L’eredità di Artemisia Gentileschi

Il contributo artistico di Artemisia Gentileschi ha una storia controversa e complessa. Sebbene fosse molto rispettata e conosciuta in vita, dopo la morte fu quasi completamente dimenticata dai resoconti storico-artistici del tempo.

Ciò è dovuto in parte al fatto che il suo stile era simile a quello del padre e molte delle sue opere furono erroneamente attribuite a Orazio Gentileschi. L’opera di Artemisia è stata riscoperta solo all’inizio del 1900 ed è stata particolarmente difesa dallo studioso del Caravaggio, Roberto Longhi.

“Finché avrò vita, sarò io ad avere il controllo della mia esistenza.”

-Artemisia Gentileschi-

I resoconti accademici e popolari sulla vita e le opere di Artemisia Gentileschi, tuttavia, erano appesantiti da interpretazioni romanzate e troppo sessualizzate.
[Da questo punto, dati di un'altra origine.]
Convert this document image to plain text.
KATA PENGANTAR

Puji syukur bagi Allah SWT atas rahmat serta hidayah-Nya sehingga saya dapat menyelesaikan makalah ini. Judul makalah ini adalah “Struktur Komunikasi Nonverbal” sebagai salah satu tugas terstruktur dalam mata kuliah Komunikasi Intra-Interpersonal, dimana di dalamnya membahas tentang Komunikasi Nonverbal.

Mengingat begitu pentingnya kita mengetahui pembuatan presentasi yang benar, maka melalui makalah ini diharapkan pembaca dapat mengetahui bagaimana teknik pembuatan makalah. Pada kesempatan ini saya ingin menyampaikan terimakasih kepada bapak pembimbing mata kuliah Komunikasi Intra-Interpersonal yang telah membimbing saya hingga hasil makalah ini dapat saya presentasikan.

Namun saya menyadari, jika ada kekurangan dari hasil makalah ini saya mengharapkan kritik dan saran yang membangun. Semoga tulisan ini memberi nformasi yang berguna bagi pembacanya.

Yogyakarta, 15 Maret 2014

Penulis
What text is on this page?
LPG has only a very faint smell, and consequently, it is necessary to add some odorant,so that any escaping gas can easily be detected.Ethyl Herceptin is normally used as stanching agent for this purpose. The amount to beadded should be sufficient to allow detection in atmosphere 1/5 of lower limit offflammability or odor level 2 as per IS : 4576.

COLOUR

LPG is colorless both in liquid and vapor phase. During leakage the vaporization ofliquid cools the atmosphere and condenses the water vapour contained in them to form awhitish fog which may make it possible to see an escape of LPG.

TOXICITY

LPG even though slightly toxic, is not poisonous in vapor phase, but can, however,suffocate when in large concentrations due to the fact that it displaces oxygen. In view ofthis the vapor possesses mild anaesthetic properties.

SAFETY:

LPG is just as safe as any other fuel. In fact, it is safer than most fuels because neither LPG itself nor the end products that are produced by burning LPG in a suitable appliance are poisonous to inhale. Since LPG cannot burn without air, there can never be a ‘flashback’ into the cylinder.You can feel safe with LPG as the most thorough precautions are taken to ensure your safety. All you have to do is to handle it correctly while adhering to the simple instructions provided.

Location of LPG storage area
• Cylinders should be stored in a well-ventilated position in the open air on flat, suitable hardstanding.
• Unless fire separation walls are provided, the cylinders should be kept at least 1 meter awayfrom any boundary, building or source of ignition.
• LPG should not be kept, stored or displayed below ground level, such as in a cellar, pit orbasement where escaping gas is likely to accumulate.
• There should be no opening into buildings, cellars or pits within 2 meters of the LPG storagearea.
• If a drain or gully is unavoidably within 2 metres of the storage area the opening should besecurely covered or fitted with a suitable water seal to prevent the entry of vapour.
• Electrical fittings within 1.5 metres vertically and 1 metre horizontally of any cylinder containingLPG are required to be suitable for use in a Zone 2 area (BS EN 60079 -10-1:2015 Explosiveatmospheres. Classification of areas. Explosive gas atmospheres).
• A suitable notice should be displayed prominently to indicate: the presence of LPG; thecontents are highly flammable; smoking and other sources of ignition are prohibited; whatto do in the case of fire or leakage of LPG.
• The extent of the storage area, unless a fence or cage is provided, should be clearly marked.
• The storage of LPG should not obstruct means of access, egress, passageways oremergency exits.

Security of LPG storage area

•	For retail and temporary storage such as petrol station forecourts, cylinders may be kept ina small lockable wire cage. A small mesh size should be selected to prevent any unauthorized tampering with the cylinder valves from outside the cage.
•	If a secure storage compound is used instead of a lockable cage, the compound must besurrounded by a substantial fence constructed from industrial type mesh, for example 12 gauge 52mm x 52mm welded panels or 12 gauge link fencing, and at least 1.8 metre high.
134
In un certo senso, ciò si dovette anche alla diffusione di un romanzo scandalistico sulla sua figura, pubblicato dalla moglie di Longhi, Anna Banti, nel 1947.

Negli anni ’70 e ’80 alcune storiche dell’arte femministe, come Mary Garrard e Linda Nochlin,  riabilitarono la figura dell’artista. Le studiose si concentrarono soprattutto sulle importanti conquiste artistiche ottenute e sull’influenza che Artemisa ebbe nella storia dell’arte, piuttosto che sulla sua biografia.